I hope you made some good money in bonds last year, because it was not a good year for all bond funds. Through November, Bill Gross’s Pimco Total Return Bond Fund, perhaps the most widely held bond fund in 401(k)s, underperformed 90% of its peers, according to Morningstar. Morningstar estimates outflows of $3.6 billion through November. Jeff Tjornehoj, senior analyst at Lipper, expects moderate outflows of around $200 million from the Pimco fund for December, marking the first outflow in a calendar year since the fund’s inception in 1987.

Many 401(k) participants suffered in 2011 with their Pimco Total Return Bond Fund position. I’ve spent countless hours reviewing investment options in 401(k) plans and can tell you, when it comes to bond fund choices, it is slim pickings in far too many plans.

When picking funds in your own 401(k) plan, you want to pay attention to a bond fund’s sensitivity to interest rates—measured by its duration. The bond’s duration is an approximation of the percentage decline in its value for every 1% increase in interest rates. The smaller the duration, the less sensitive a fund is, and therefore the less risky in terms of interest rate fluctuations. As of November 30, the Pimco Total Return Bond Fund’s duration was 7.46—meaning that a 1% increase in interest rates would correspond to a loss of approximately 7.46% of the fund’s value. The most recent five-year Treasury auction was at a record-low 0.88%, so over time, expect rates to go up.

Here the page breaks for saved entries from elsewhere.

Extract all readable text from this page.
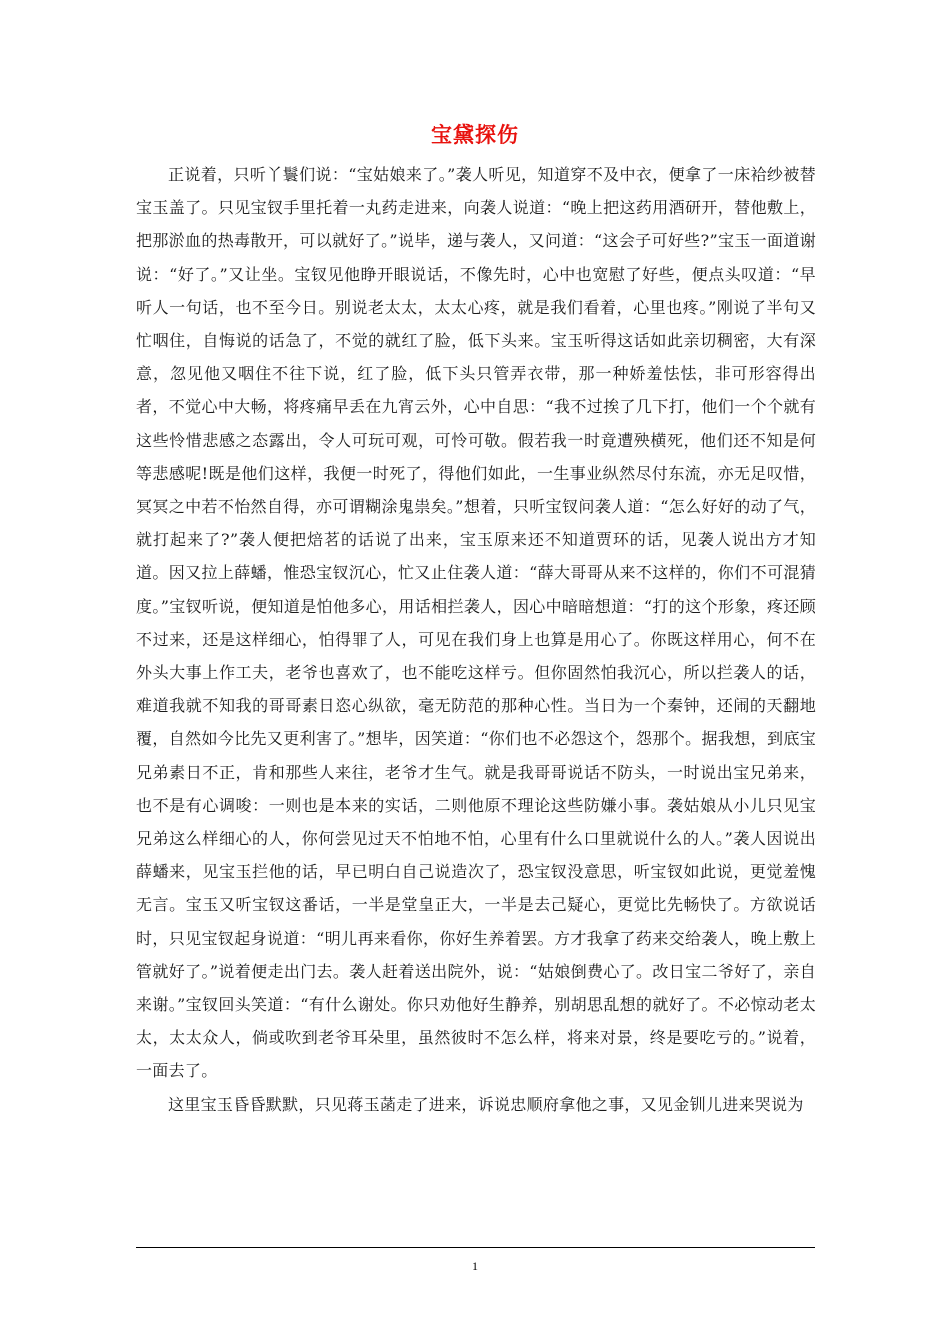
宝黛探伤

正说着，只听丫鬟们说：“宝姑娘来了。”袭人听见，知道穿不及中衣，便拿了一床袷纱被替宝玉盖了。只见宝钗手里托着一丸药走进来，向袭人说道：“晚上把这药用酒研开，替他敷上，把那淤血的热毒散开，可以就好了。”说毕，递与袭人，又问道：“这会子可好些?”宝玉一面道谢说：“好了。”又让坐。宝钗见他睁开眼说话，不像先时，心中也宽慰了好些，便点头叹道：“早听人一句话，也不至今日。别说老太太，太太心疼，就是我们看着，心里也疼。”刚说了半句又忙咽住，自悔说的话急了，不觉的就红了脸，低下头来。宝玉听得这话如此亲切稠密，大有深意，忽见他又咽住不往下说，红了脸，低下头只管弄衣带，那一种娇羞怯怯，非可形容得出者，不觉心中大畅，将疼痛早丢在九宵云外，心中自思：“我不过挨了几下打，他们一个个就有这些怜惜悲感之态露出，令人可玩可观，可怜可敬。假若我一时竟遭殃横死，他们还不知是何等悲感呢!既是他们这样，我便一时死了，得他们如此，一生事业纵然尽付东流，亦无足叹惜，冥冥之中若不怡然自得，亦可谓糊涂鬼祟矣。”想着，只听宝钗问袭人道：“怎么好好的动了气，就打起来了?”袭人便把焙茗的话说了出来，宝玉原来还不知道贾环的话，见袭人说出方才知道。因又拉上薛蟠，惟恐宝钗沉心，忙又止住袭人道：“薛大哥哥从来不这样的，你们不可混猜度。”宝钗听说，便知道是怕他多心，用话相拦袭人，因心中暗暗想道：“打的这个形象，疼还顾不过来，还是这样细心，怕得罪了人，可见在我们身上也算是用心了。你既这样用心，何不在外头大事上作工夫，老爷也喜欢了，也不能吃这样亏。但你固然怕我沉心，所以拦袭人的话，难道我就不知我的哥哥素日恣心纵欲，毫无防范的那种心性。当日为一个秦钟，还闹的天翻地覆，自然如今比先又更利害了。”想毕，因笑道：“你们也不必怨这个，怨那个。据我想，到底宝兄弟素日不正，肯和那些人来往，老爷才生气。就是我哥哥说话不防头，一时说出宝兄弟来，也不是有心调唆：一则也是本来的实话，二则他原不理论这些防嫌小事。袭姑娘从小儿只见宝兄弟这么样细心的人，你何尝见过天不怕地不怕，心里有什么口里就说什么的人。”袭人因说出薛蟠来，见宝玉拦他的话，早已明白自己说造次了，恐宝钗没意思，听宝钗如此说，更觉羞愧无言。宝玉又听宝钗这番话，一半是堂皇正大，一半是去己疑心，更觉比先畅快了。方欲说话时，只见宝钗起身说道：“明儿再来看你，你好生养着罢。方才我拿了药来交给袭人，晚上敷上管就好了。”说着便走出门去。袭人赶着送出院外，说：“姑娘倒费心了。改日宝二爷好了，亲自来谢。”宝钗回头笑道：“有什么谢处。你只劝他好生静养，别胡思乱想的就好了。不必惊动老太太，太太众人，倘或吹到老爷耳朵里，虽然彼时不怎么样，将来对景，终是要吃亏的。”说着，一面去了。

这里宝玉昏昏默默，只见蒋玉菡走了进来，诉说忠顺府拿他之事，又见金钏儿进来哭说为

1
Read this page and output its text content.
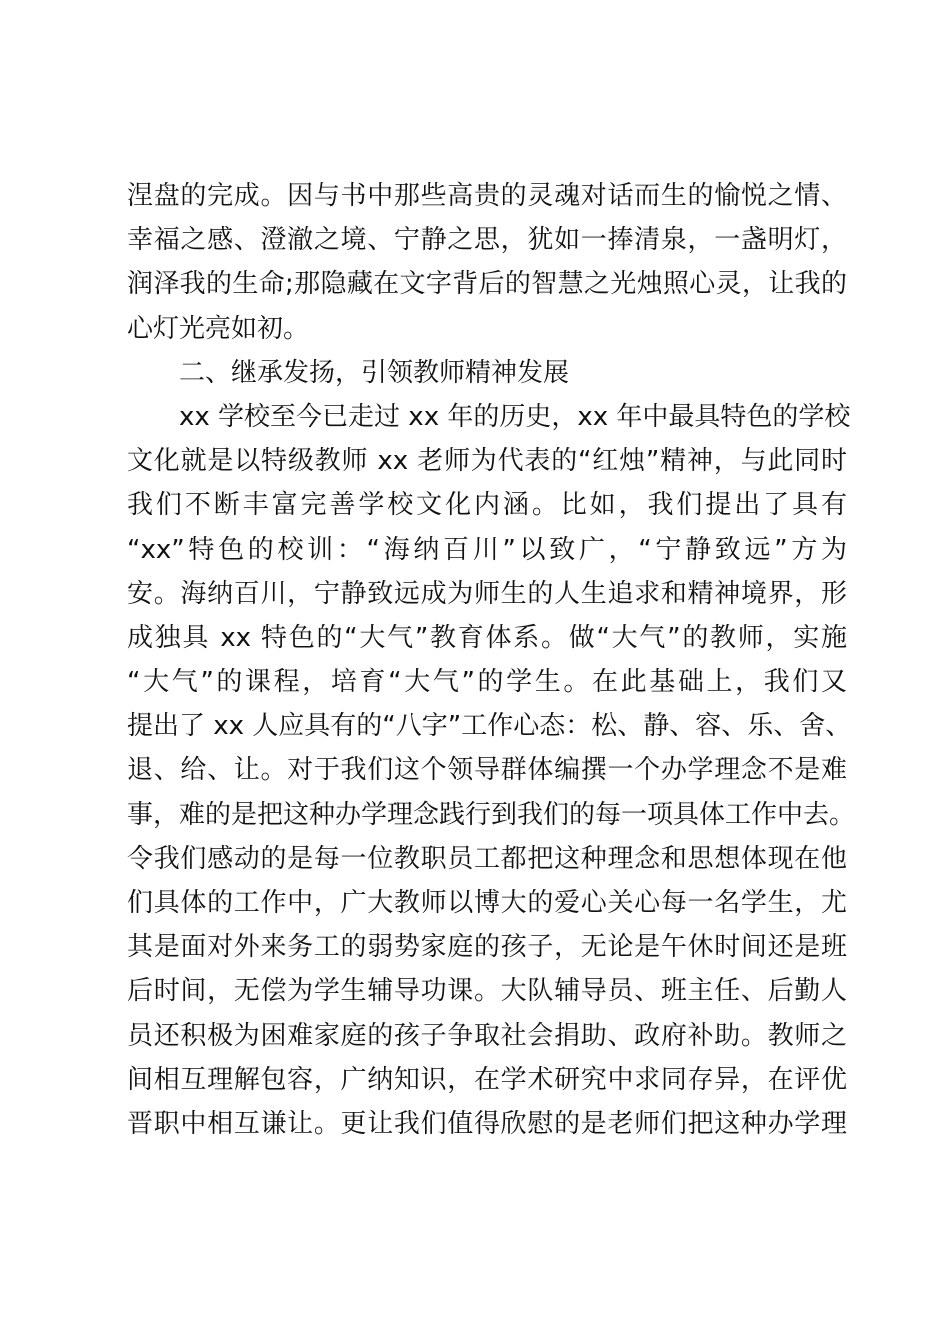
涅盘的完成。因与书中那些高贵的灵魂对话而生的愉悦之情、
幸福之感、澄澈之境、宁静之思，犹如一捧清泉，一盏明灯，
润泽我的生命;那隐藏在文字背后的智慧之光烛照心灵，让我的
心灯光亮如初。
二、继承发扬，引领教师精神发展
xx 学校至今已走过 xx 年的历史，xx 年中最具特色的学校
文化就是以特级教师 xx 老师为代表的“红烛”精神，与此同时
我们不断丰富完善学校文化内涵。比如，我们提出了具有
“xx”特色的校训：“海纳百川”以致广，“宁静致远”方为
安。海纳百川，宁静致远成为师生的人生追求和精神境界，形
成独具 xx 特色的“大气”教育体系。做“大气”的教师，实施
“大气”的课程，培育“大气”的学生。在此基础上，我们又
提出了 xx 人应具有的“八字”工作心态：松、静、容、乐、舍、
退、给、让。对于我们这个领导群体编撰一个办学理念不是难
事，难的是把这种办学理念践行到我们的每一项具体工作中去。
令我们感动的是每一位教职员工都把这种理念和思想体现在他
们具体的工作中，广大教师以博大的爱心关心每一名学生，尤
其是面对外来务工的弱势家庭的孩子，无论是午休时间还是班
后时间，无偿为学生辅导功课。大队辅导员、班主任、后勤人
员还积极为困难家庭的孩子争取社会捐助、政府补助。教师之
间相互理解包容，广纳知识，在学术研究中求同存异，在评优
晋职中相互谦让。更让我们值得欣慰的是老师们把这种办学理
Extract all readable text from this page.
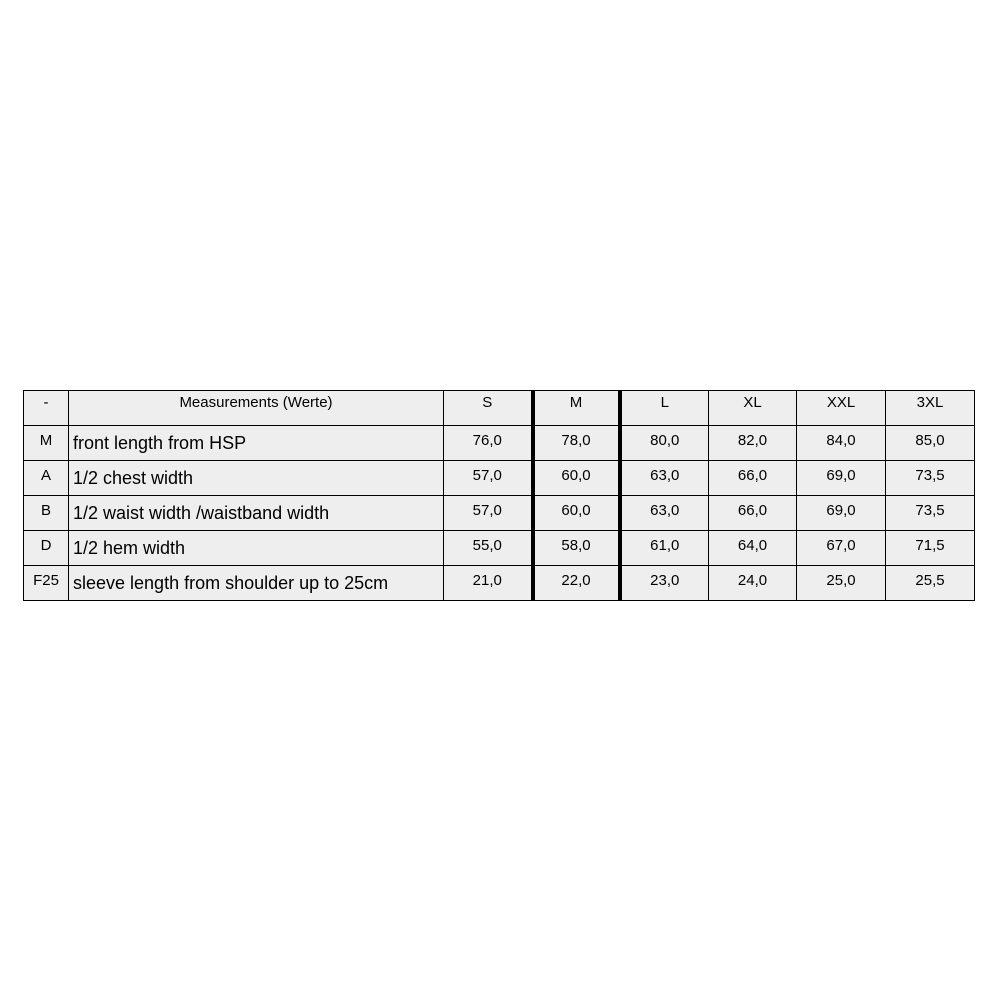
-	Measurements (Werte)	S	M	L	XL	XXL	3XL
M	front length from HSP	76,0	78,0	80,0	82,0	84,0	85,0
A	1/2 chest width	57,0	60,0	63,0	66,0	69,0	73,5
B	1/2 waist width /waistband width	57,0	60,0	63,0	66,0	69,0	73,5
D	1/2 hem width	55,0	58,0	61,0	64,0	67,0	71,5
F25	sleeve length from shoulder up to 25cm	21,0	22,0	23,0	24,0	25,0	25,5
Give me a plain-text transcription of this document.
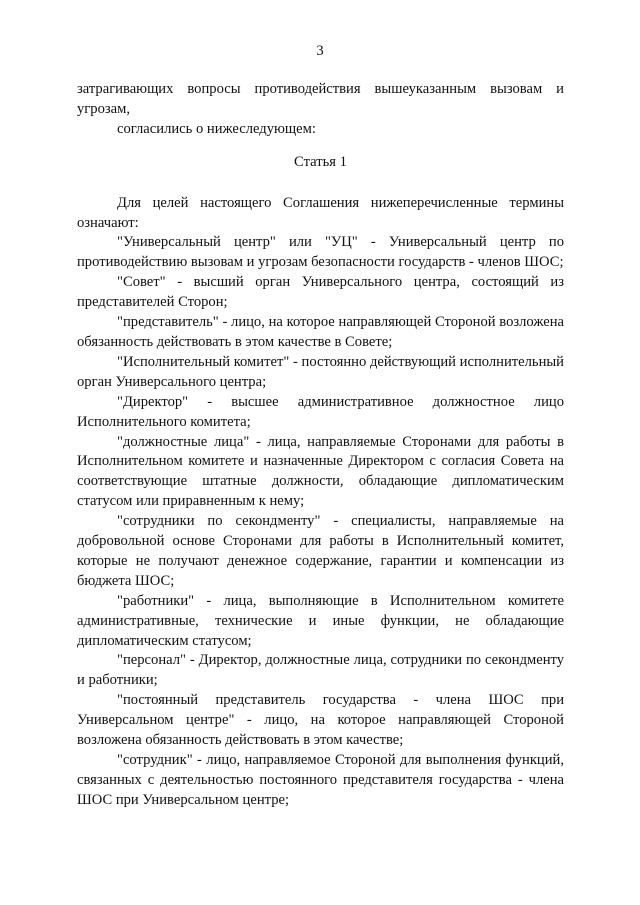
3

затрагивающих вопросы противодействия вышеуказанным вызовам и угрозам,

согласились о нижеследующем:

Статья 1

Для целей настоящего Соглашения нижеперечисленные термины означают:

"Универсальный центр" или "УЦ" - Универсальный центр по противодействию вызовам и угрозам безопасности государств - членов ШОС;

"Совет" - высший орган Универсального центра, состоящий из представителей Сторон;

"представитель" - лицо, на которое направляющей Стороной возложена обязанность действовать в этом качестве в Совете;

"Исполнительный комитет" - постоянно действующий исполнительный орган Универсального центра;

"Директор" - высшее административное должностное лицо Исполнительного комитета;

"должностные лица" - лица, направляемые Сторонами для работы в Исполнительном комитете и назначенные Директором с согласия Совета на соответствующие штатные должности, обладающие дипломатическим статусом или приравненным к нему;

"сотрудники по секондменту" - специалисты, направляемые на добровольной основе Сторонами для работы в Исполнительный комитет, которые не получают денежное содержание, гарантии и компенсации из бюджета ШОС;

"работники" - лица, выполняющие в Исполнительном комитете административные, технические и иные функции, не обладающие дипломатическим статусом;

"персонал" - Директор, должностные лица, сотрудники по секондменту и работники;

"постоянный представитель государства - члена ШОС при Универсальном центре" - лицо, на которое направляющей Стороной возложена обязанность действовать в этом качестве;

"сотрудник" - лицо, направляемое Стороной для выполнения функций, связанных с деятельностью постоянного представителя государства - члена ШОС при Универсальном центре;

If your investments are not restricted to a list of funds in a 401(k), my preferred bond strategy for you is to own the bonds outright and ladder them. You can control the average maturity and when rates go up hold them until the principal is returned. And if you’re stuck with only a handful of bond funds to choose from, stick with the high-quality, short-maturity ones.

OK, so interest rates have pretty much nowhere to go but up. But please, please don’t let this deter you from owning bonds in your portfolio. Make it a New Year’s resolution to have a solid short-term bond component in your portfolio.